The role and value-adding model of Transport Canada / Rail Safety in technology-based innovation

  • As part of the 2017-18 Railway Safety Act Review

Prepared by: John Coleman

This paper was commissioned to assist the 2017-18 Railway Safety Act Review (Review)in assessing the regulatory framework enabling the deployment of safety-enhancing technology, and its pace of acceptance. It is the product of:

  • desk research;
  • an analysis of Review submissions;
  • a technology work­shop;
  • personal experience; and
  • interviews with Transport Canada, industry representatives (e.g., railways, technology suppliers), and researchers.

Two main purposes are identified (leading to three recommendations): industry and Rail Safety’s role in the safe, timely and efficient advancement of research and technology; and a value-adding model to help Rail Safety assume such a role.

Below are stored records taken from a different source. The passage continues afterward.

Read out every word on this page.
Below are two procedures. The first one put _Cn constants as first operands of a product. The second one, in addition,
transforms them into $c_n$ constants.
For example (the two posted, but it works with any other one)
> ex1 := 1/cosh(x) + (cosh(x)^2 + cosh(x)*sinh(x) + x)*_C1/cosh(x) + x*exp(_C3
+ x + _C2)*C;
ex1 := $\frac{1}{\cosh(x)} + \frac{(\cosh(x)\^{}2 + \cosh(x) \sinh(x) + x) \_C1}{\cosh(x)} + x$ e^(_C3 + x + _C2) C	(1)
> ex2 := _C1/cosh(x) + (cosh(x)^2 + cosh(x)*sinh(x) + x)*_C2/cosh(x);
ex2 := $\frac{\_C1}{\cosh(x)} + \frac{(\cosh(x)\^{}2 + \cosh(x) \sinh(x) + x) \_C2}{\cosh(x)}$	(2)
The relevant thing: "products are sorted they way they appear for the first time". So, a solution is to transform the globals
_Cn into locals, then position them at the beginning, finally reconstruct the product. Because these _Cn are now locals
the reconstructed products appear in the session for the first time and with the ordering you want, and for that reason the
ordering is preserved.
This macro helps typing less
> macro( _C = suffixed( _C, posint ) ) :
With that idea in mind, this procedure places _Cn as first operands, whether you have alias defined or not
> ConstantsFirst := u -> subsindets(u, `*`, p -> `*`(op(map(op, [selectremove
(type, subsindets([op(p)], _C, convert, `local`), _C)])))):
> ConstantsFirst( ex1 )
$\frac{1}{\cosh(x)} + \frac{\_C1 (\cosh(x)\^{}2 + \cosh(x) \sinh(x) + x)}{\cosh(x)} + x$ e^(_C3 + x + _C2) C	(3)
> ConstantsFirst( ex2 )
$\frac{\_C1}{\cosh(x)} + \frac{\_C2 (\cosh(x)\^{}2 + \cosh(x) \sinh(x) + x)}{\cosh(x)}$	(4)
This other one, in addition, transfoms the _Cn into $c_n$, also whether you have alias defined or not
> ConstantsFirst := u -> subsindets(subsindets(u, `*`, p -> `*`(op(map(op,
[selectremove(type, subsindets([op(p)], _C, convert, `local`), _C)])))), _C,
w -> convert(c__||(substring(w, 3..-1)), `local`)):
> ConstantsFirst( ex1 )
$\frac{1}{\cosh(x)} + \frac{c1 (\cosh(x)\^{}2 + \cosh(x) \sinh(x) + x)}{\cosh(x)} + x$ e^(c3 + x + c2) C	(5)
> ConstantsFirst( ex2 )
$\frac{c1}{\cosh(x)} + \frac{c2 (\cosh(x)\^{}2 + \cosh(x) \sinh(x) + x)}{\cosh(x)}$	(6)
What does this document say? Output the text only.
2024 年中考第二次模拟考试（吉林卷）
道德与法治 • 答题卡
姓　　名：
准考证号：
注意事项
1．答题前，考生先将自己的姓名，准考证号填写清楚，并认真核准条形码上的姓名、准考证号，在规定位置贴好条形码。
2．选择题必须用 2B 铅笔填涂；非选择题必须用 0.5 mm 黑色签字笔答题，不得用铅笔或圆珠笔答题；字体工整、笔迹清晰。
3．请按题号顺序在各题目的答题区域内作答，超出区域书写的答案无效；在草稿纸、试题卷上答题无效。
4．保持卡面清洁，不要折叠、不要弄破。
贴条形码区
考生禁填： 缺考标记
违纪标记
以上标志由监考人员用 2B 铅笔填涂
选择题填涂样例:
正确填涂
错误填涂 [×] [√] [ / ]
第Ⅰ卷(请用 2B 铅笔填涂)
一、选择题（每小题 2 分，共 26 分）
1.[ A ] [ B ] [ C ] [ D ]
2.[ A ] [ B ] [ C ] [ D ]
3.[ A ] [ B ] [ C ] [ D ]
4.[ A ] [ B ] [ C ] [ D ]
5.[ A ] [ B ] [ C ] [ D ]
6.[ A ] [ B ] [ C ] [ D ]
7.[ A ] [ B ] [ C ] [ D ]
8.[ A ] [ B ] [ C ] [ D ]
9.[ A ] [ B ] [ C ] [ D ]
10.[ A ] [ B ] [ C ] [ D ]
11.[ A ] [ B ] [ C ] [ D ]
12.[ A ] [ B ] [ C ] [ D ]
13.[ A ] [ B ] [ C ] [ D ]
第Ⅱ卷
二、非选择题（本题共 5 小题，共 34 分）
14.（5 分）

This paper covers six parts:

  1. Technology innovation principles, and rail sec­tor progress;
  2. The theoretical framework for understanding how techno­logy reduces failure probability;
  3. Rail technology case histories and the regulatory framework’s effect on adoption;
  4. Reasons for railways’ exasperation with perceived regulatory impediments;
  5. Technology’s future, and how railways will perceive it; and
  6. A role and value-adding model for Rail Safety.
  1. Scientific discovery launches technological innovation, which matures through a sequence of “Technology Readiness Levels”. Regulatory impediments pre­vent maturation by adding delays to adoption and dis-incenting de­vel­op­ers from pursuing progress. Railway accident reductions of the past two decades are mainly attributable to the railways’ ability to work outside the regulatory framework to evaluate physical asset performance and detect its impending failure. Of 24 technologies sampled, over 80 percent (by num­ber) are not recognized within the existing regulatory framework. When technology can monitor safety beyond regulatory requirements, rail­ways experience limited success petitioning govern­ment for updated regulations. Today, railways argue that regulatory stasis impedes safety-enhancing technologies, as no regulatory framework changes since 2010 appear to have ac­celer­ated their adop­tion.
  2. Without defining their meaning or setting numerical targets, the Railway Safety Act (Act) uses the terms “safe” and “safety” and speaks vaguely about achieving “the highest levels of safety”. To address this vagueness, regulations de-construct the end-state—“be safe” into sub­ord­inate indicat­ors (proxies). Technology’s role is to make safety proxies actionable, although railway critics will argue that dispensations sought from existing meth­ods (proxies) are motivated solely by economic savings.  After all, the regulator does not prevent railways from using new technologies. It just superimposes existing methods. 
  3. Eight presented case histories illustrate the variety of situations where techno­lo­gies get adopt­ed, delayed, or dis-incented. In most cases, the baseline technology is nominally 10 to 20 years old, although refine­ments contin­ue to be made.
  4. When the regulator superimposes existing methods over technology-enabled ones, the disproportionate cost increases in return for limited incremental safety benefits exasperate railways. Although not pre­vent­ing safety improvements, superimposing methods by the regulator could infer dissatisfaction with the pro­gress offered by railways for a proposed technology-upgrade. 
  5. The future lies with rail­ways maint­aining declining accident rates, and the regulator providing public assurance that governance mechanisms equally address the public and railways’ safety expectations. While most recent innovations in rail safety technologies have come from the high-tech sector, future pro­gress will likely draw from fields such as mathematics, data analyt­ics, and obsolescence management.  Additionally, cyber-security technology will shift safety man­age­­ment priorities from mechan­ical to communications-network robust­ness. As industry adapts to changing technology, so too must the regulatory framework. 
  6. Challenging new technology and demonstrating to public satis­faction that the system is safe, are the value-added to the regulator’s traditional role of conducting on-site inspections and audits. To be effective, this role should cover six areas:
    • pursuing actionable higher-level proxies;
    • establishing safety equivalence criteria;
    • championing experiments and pilot projects;
    • adjudicating technology for regulatory acceptance;
    • sponsoring technology initiatives; and
    • updating rules and regulations.

In conclusion, Rail Safety’s cultural characteristics and core capabilities need to empha­size science and technology for more rapid adoption of rail safety-enabling tech­­nologies to occur. Rail Safety needs to shift from a predomin­antly “Guard­ian” value system to a “Trader” one to avoid a footprint of shrink­­ing relevance. Three recommendations are made to achieve this shift:

  • Establish quantitative safety targets in the Act (i.e., percentage-reductions, or maximum-allowable failure rates);
  • Build Rail Safety’s organizational culture and core capabilities in science and technology; and
  • Create a research and experimentation-friendly framework.